It just keeps going. Reports the Wall Street Journal:
When Hillary Rodham Clinton held an intimate fund-raising event at her Washington home in late March, Pamela Layton donated $4,600, the maximum allowed by law, to Mrs. Clinton’s presidential campaign.
But the 37-year-old Ms. Layton says she and her husband were reimbursed by her husband’s boss for the donations. “It wasn’t personal money. It was all corporate money,” Mrs. Layton said outside her home here. “I don’t even like Hillary. I’m a Republican.”
The boss is William Danielczyk, founder of a Washington-area private-equity firm and a major fund-raising “bundler” for Mrs. Clinton. Mrs. Layton’s gift was one of more than a dozen donations that night from people with Republican ties or no history of political giving. Mr. Danielczyk and his family, employees and friends donated a total of $120,000 to Mrs. Clinton in the days around the fund-raiser…
One person at the event was a Washington-area investor who was considering putting some money in one of Mr. Danielczyk’s ventures. The investor, a registered Republican, said he was invited by Mr. Danielczyk and a colleague who were wooing him to invest at least $125,000 in one of their companies.
The investor, who spoke on condition of anonymity, says he didn’t donate any money to Mrs. Clinton. Campaign-finance records show that the investor contributed $4,600 on March 30 to Mrs. Clinton. The reason for the discrepancy isn’t clear…
Other Republican voters who contributed the maximum amount to Mrs. Clinton at this event included Mr. Danielczyk’s mother, sister, personal assistant and a half-dozen employees or their spouses. Most of the donors had never made a political donation before contributing $4,600 to Mrs. Clinton, according to fund-raising records.
Then we have this:
A list of the donors who have “bundled” large sums from dozens of individuals to give to Hillary Rodham Clinton’s presidential campaign includes several figures who were involved in the 1990s Democratic Party fundraising scandal that tarnished her husband’s record…
Clinton includes on her list of “Hillraisers” — those who have committed to raising more than $100,000 for her White House bid — several financiers linked to past troubles. They include Marvin Rosen, the former Democratic National Committee finance chairman whose efforts to reward six-figure party donors with attendance at White House coffees and overnight stays in the Lincoln Bedroom became the focal point of Senate hearings into fundraising abuses. Rosen did not return messages left at his offices in Florida and New York.
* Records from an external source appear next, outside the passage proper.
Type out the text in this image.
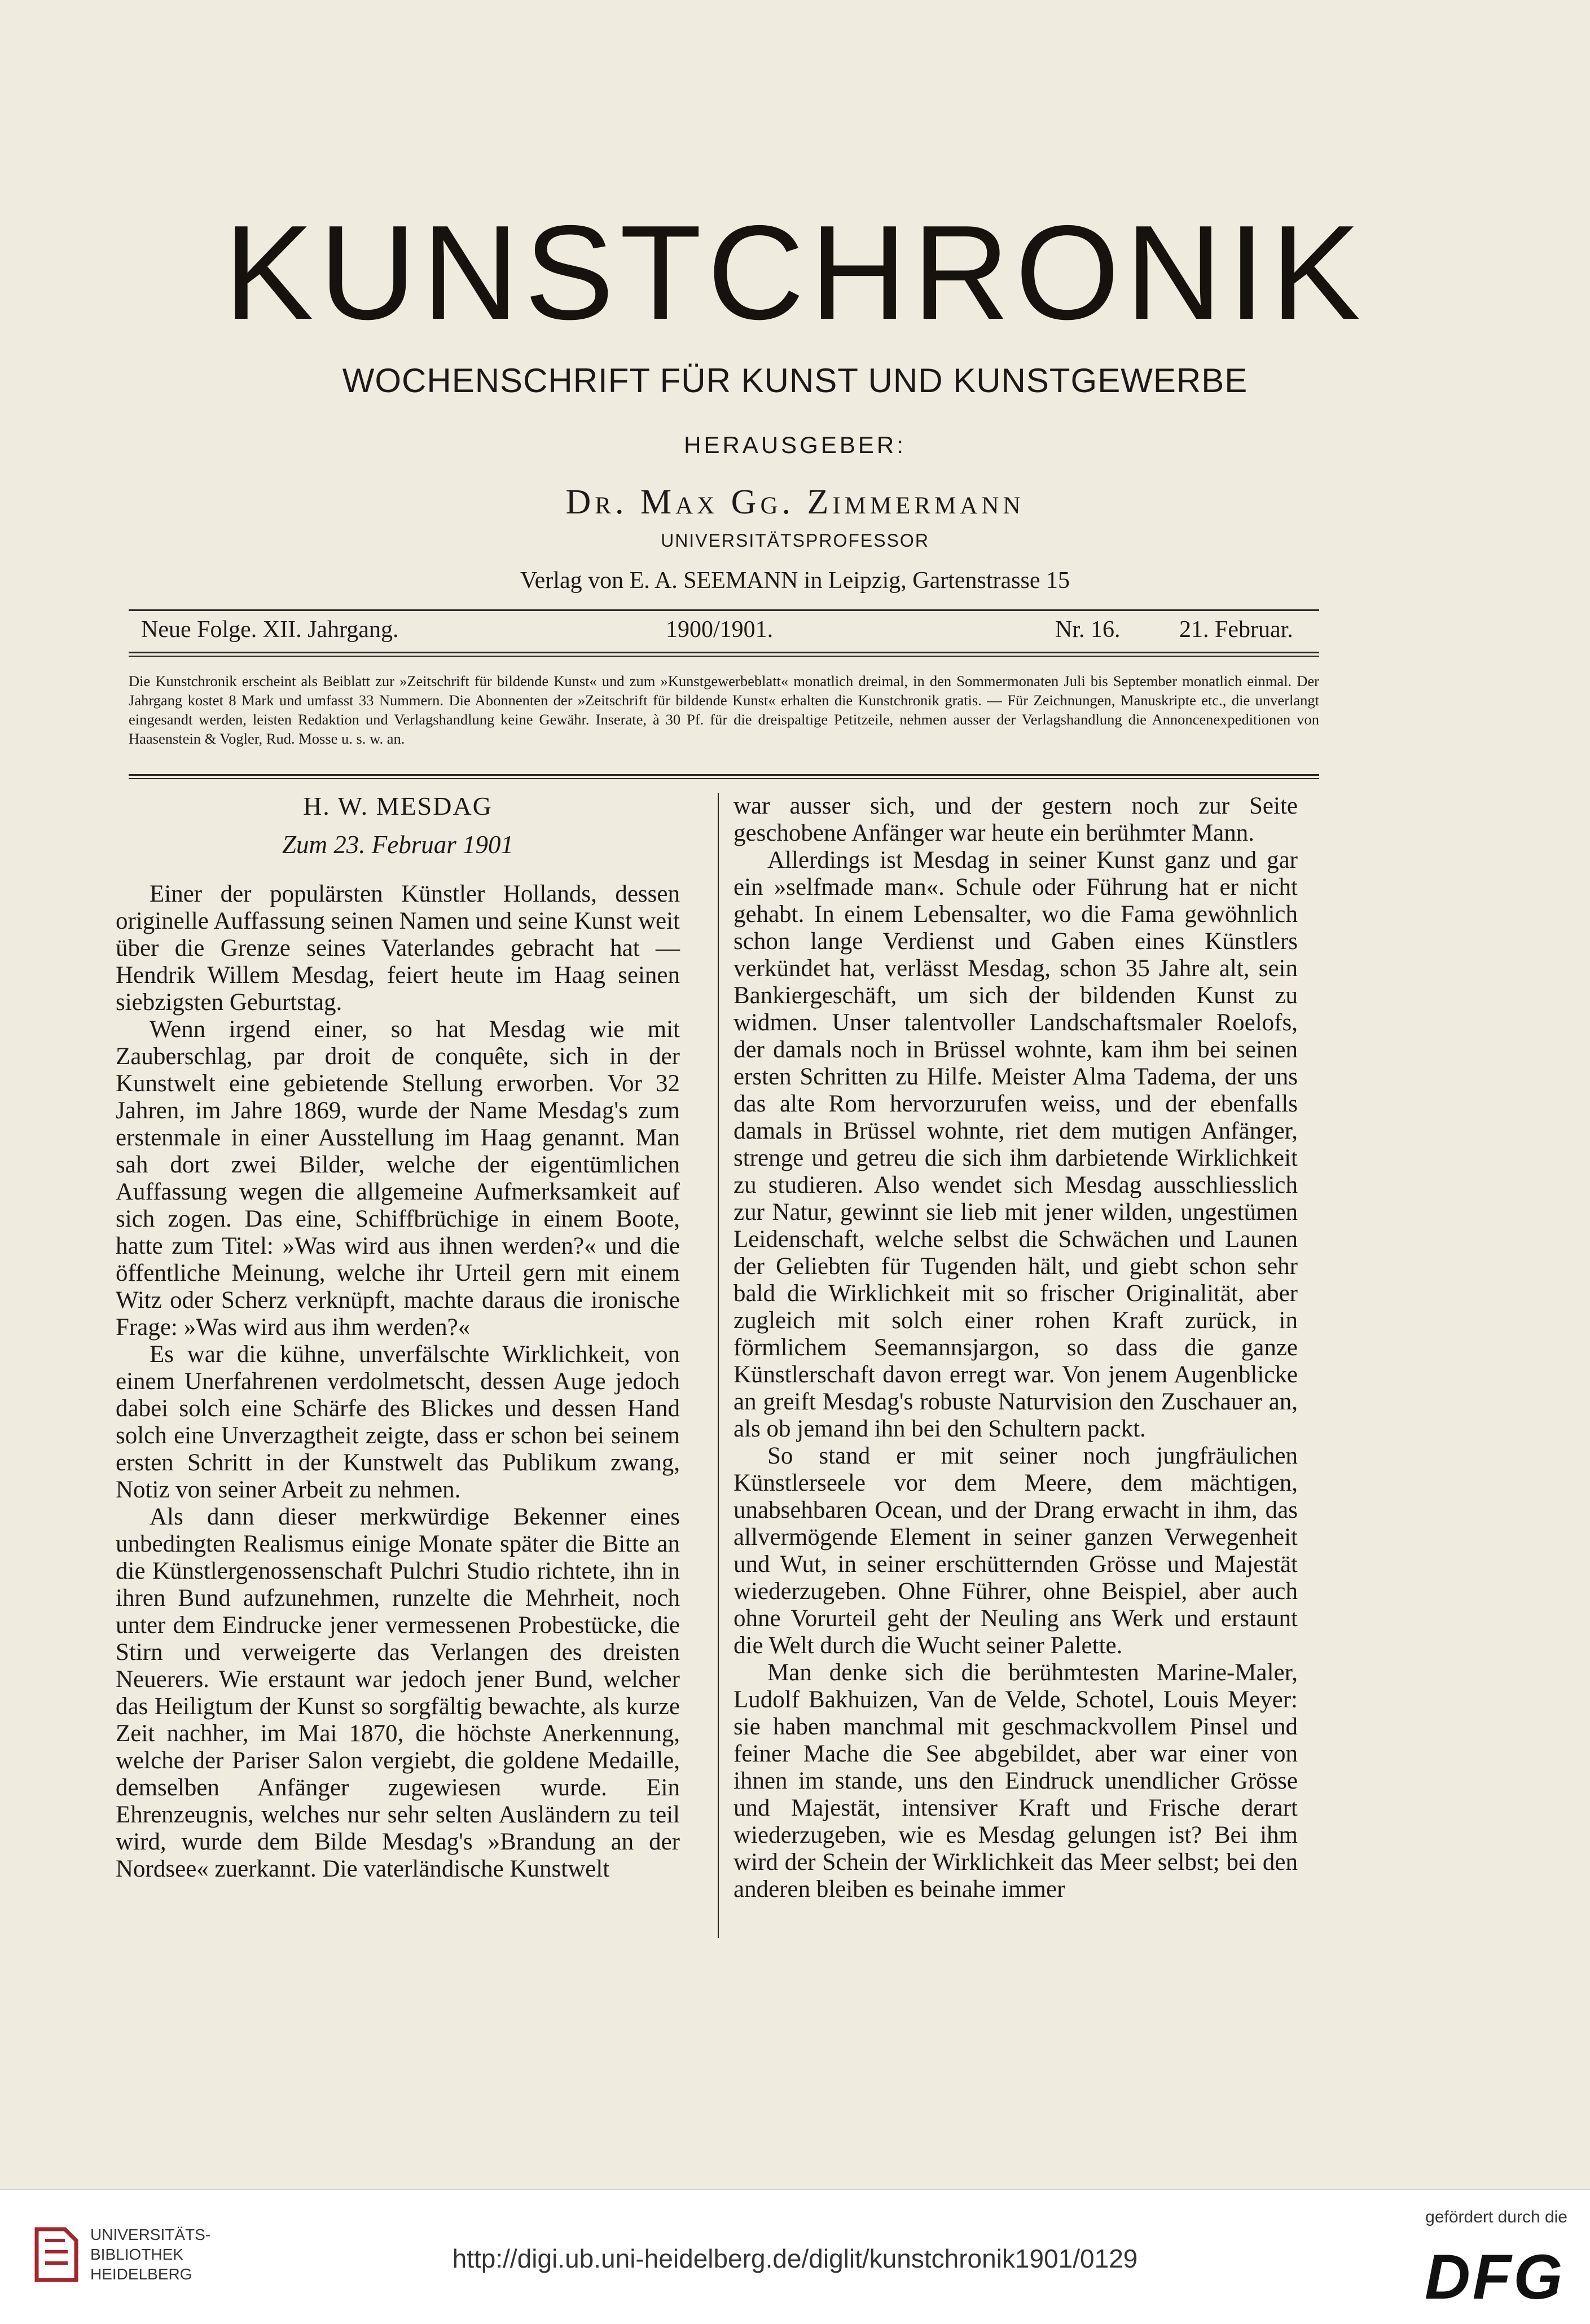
KUNSTCHRONIK
WOCHENSCHRIFT FÜR KUNST UND KUNSTGEWERBE
HERAUSGEBER:
Dr. Max Gg. Zimmermann
UNIVERSITÄTSPROFESSOR
Verlag von E. A. SEEMANN in Leipzig, Gartenstrasse 15
Neue Folge. XII. Jahrgang.	1900/1901.	Nr. 16. 21. Februar.

Die Kunstchronik erscheint als Beiblatt zur »Zeitschrift für bildende Kunst« und zum »Kunstgewerbeblatt« monatlich dreimal, in den Sommermonaten Juli bis September monatlich einmal. Der Jahrgang kostet 8 Mark und umfasst 33 Nummern. Die Abonnenten der »Zeitschrift für bildende Kunst« erhalten die Kunstchronik gratis. — Für Zeichnungen, Manuskripte etc., die unverlangt eingesandt werden, leisten Redaktion und Verlagshandlung keine Gewähr. Inserate, à 30 Pf. für die dreispaltige Petitzeile, nehmen ausser der Verlagshandlung die Annoncenexpeditionen von Haasenstein & Vogler, Rud. Mosse u. s. w. an.

H. W. MESDAG
Zum 23. Februar 1901

Einer der populärsten Künstler Hollands, dessen originelle Auffassung seinen Namen und seine Kunst weit über die Grenze seines Vaterlandes gebracht hat — Hendrik Willem Mesdag, feiert heute im Haag seinen siebzigsten Geburtstag.

Wenn irgend einer, so hat Mesdag wie mit Zauberschlag, par droit de conquête, sich in der Kunstwelt eine gebietende Stellung erworben. Vor 32 Jahren, im Jahre 1869, wurde der Name Mesdag's zum erstenmale in einer Ausstellung im Haag genannt. Man sah dort zwei Bilder, welche der eigentümlichen Auffassung wegen die allgemeine Aufmerksamkeit auf sich zogen. Das eine, Schiffbrüchige in einem Boote, hatte zum Titel: »Was wird aus ihnen werden?« und die öffentliche Meinung, welche ihr Urteil gern mit einem Witz oder Scherz verknüpft, machte daraus die ironische Frage: »Was wird aus ihm werden?«

Es war die kühne, unverfälschte Wirklichkeit, von einem Unerfahrenen verdolmetscht, dessen Auge jedoch dabei solch eine Schärfe des Blickes und dessen Hand solch eine Unverzagtheit zeigte, dass er schon bei seinem ersten Schritt in der Kunstwelt das Publikum zwang, Notiz von seiner Arbeit zu nehmen.

Als dann dieser merkwürdige Bekenner eines unbedingten Realismus einige Monate später die Bitte an die Künstlergenossenschaft Pulchri Studio richtete, ihn in ihren Bund aufzunehmen, runzelte die Mehrheit, noch unter dem Eindrucke jener vermessenen Probestücke, die Stirn und verweigerte das Verlangen des dreisten Neuerers. Wie erstaunt war jedoch jener Bund, welcher das Heiligtum der Kunst so sorgfältig bewachte, als kurze Zeit nachher, im Mai 1870, die höchste Anerkennung, welche der Pariser Salon vergiebt, die goldene Medaille, demselben Anfänger zugewiesen wurde. Ein Ehrenzeugnis, welches nur sehr selten Ausländern zu teil wird, wurde dem Bilde Mesdag's »Brandung an der Nordsee« zuerkannt. Die vaterländische Kunstwelt

war ausser sich, und der gestern noch zur Seite geschobene Anfänger war heute ein berühmter Mann.

Allerdings ist Mesdag in seiner Kunst ganz und gar ein »selfmade man«. Schule oder Führung hat er nicht gehabt. In einem Lebensalter, wo die Fama gewöhnlich schon lange Verdienst und Gaben eines Künstlers verkündet hat, verlässt Mesdag, schon 35 Jahre alt, sein Bankiergeschäft, um sich der bildenden Kunst zu widmen. Unser talentvoller Landschaftsmaler Roelofs, der damals noch in Brüssel wohnte, kam ihm bei seinen ersten Schritten zu Hilfe. Meister Alma Tadema, der uns das alte Rom hervorzurufen weiss, und der ebenfalls damals in Brüssel wohnte, riet dem mutigen Anfänger, strenge und getreu die sich ihm darbietende Wirklichkeit zu studieren. Also wendet sich Mesdag ausschliesslich zur Natur, gewinnt sie lieb mit jener wilden, ungestümen Leidenschaft, welche selbst die Schwächen und Launen der Geliebten für Tugenden hält, und giebt schon sehr bald die Wirklichkeit mit so frischer Originalität, aber zugleich mit solch einer rohen Kraft zurück, in förmlichem Seemannsjargon, so dass die ganze Künstlerschaft davon erregt war. Von jenem Augenblicke an greift Mesdag's robuste Naturvision den Zuschauer an, als ob jemand ihn bei den Schultern packt.

So stand er mit seiner noch jungfräulichen Künstlerseele vor dem Meere, dem mächtigen, unabsehbaren Ocean, und der Drang erwacht in ihm, das allvermögende Element in seiner ganzen Verwegenheit und Wut, in seiner erschütternden Grösse und Majestät wiederzugeben. Ohne Führer, ohne Beispiel, aber auch ohne Vorurteil geht der Neuling ans Werk und erstaunt die Welt durch die Wucht seiner Palette.

Man denke sich die berühmtesten Marine-Maler, Ludolf Bakhuizen, Van de Velde, Schotel, Louis Meyer: sie haben manchmal mit geschmackvollem Pinsel und feiner Mache die See abgebildet, aber war einer von ihnen im stande, uns den Eindruck unendlicher Grösse und Majestät, intensiver Kraft und Frische derart wiederzugeben, wie es Mesdag gelungen ist? Bei ihm wird der Schein der Wirklichkeit das Meer selbst; bei den anderen bleiben es beinahe immer

UNIVERSITÄTS-
BIBLIOTHEK
HEIDELBERG
http://digi.ub.uni-heidelberg.de/diglit/kunstchronik1901/0129
gefördert durch die
DFG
William Stuart Price, the Oklahoma oilman also on the “Hillraiser” list, stunned a courtroom in 1995 when he detailed how his former gas company had tried to “gain influence” with the Clinton administration by providing $160,000 in money and membership in a ritzy Washington golf club to the son of a Cabinet secretary. Price, who was never accused of wrongdoing, did not return calls seeking comment.
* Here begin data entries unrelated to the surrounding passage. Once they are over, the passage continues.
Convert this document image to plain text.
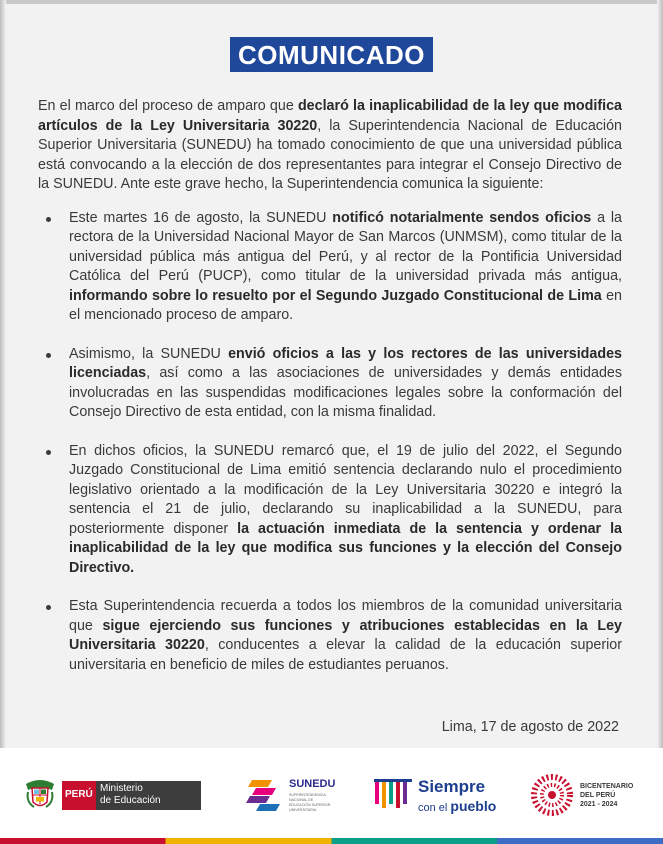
COMUNICADO

En el marco del proceso de amparo que declaró la inaplicabilidad de la ley que modifica artículos de la Ley Universitaria 30220, la Superintendencia Nacional de Educación Superior Universitaria (SUNEDU) ha tomado conocimiento de que una universidad pública está convocando a la elección de dos representantes para integrar el Consejo Directivo de la SUNEDU. Ante este grave hecho, la Superintendencia comunica la siguiente:

Este martes 16 de agosto, la SUNEDU notificó notarialmente sendos oficios a la rectora de la Universidad Nacional Mayor de San Marcos (UNMSM), como titular de la universidad pública más antigua del Perú, y al rector de la Pontificia Universidad Católica del Perú (PUCP), como titular de la universidad privada más antigua, informando sobre lo resuelto por el Segundo Juzgado Constitucional de Lima en el mencionado proceso de amparo.
Asimismo, la SUNEDU envió oficios a las y los rectores de las universidades licenciadas, así como a las asociaciones de universidades y demás entidades involucradas en las suspendidas modificaciones legales sobre la conformación del Consejo Directivo de esta entidad, con la misma finalidad.
En dichos oficios, la SUNEDU remarcó que, el 19 de julio del 2022, el Segundo Juzgado Constitucional de Lima emitió sentencia declarando nulo el procedimiento legislativo orientado a la modificación de la Ley Universitaria 30220 e integró la sentencia el 21 de julio, declarando su inaplicabilidad a la SUNEDU, para posteriormente disponer la actuación inmediata de la sentencia y ordenar la inaplicabilidad de la ley que modifica sus funciones y la elección del Consejo Directivo.
Esta Superintendencia recuerda a todos los miembros de la comunidad universitaria que sigue ejerciendo sus funciones y atribuciones establecidas en la Ley Universitaria 30220, conducentes a elevar la calidad de la educación superior universitaria en beneficio de miles de estudiantes peruanos.
Lima, 17 de agosto de 2022
PERÚ
Ministerio
de Educación
SUNEDU
SUPERINTENDENCIA NACIONAL DE EDUCACIÓN SUPERIOR UNIVERSITARIA
Siempre
con el pueblo
BICENTENARIO
DEL PERÚ
2021 - 2024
Price’s testimony became the focal point of a criminal investigation of Ron Brown, then commerce secretary and a former chairman of the Democratic Party. The inquiry ended with the conviction of Price’s former bosses, Nora and Gene Lum, for making illegal donations.
Also on the list is former senator Robert G. Torricelli (D-N.J.), who withdrew from a 2002 reelection campaign after being “severely admonished” by the Senate for taking lavish gifts from a businessman and contributor, David Chang. Torricelli did not return messages left at his office yesterday.
And from Flip comes this:
I thought you might be interested in learning that contrary to a statement by Howard Wolfson on September 10th 2007 “an estimated 260 donors this week will receive refunds totaling approximately $850,000 from the campaign” this money still has not been returned – at least not to me. I know this because I was a donor who had my arm twisted to make a contribution to Hillary Clinton’s campaign on behalf of Norman Hsu and I haven’t seen a dime returned…
After three calls to the Hillary Campaign (703 469 2008) no one knew who was responsible for returning these donations.
Allah reminds us that she’s actually going to ask them to re-donate the money after she refunds it. By the sound of Flip’s post, it sounds that the mask donors weren’t so much asked to make the donations, as pressured into them. A disclosure filing search by Flip confirmed that his reader did, indeed, make a $2,300 donation to Clinton - the maximum allowed.
On a side note, Hsu will be charged with additional crimes in New York, today:
CBS News has learned that Democratic fundraiser Norman Hsu is being charged in New York today with running a ponzi scheme that also involves illegal campaign contributions to various Democratic candidates
The U.S. Attorney will announce the charges at a press conference Thursday afternoon.
Hsu’s work involved getting people to invest in what appeared to be a lucrative financial investment and at the same time, getting those individuals to donate money to candidates, CBS News has learned.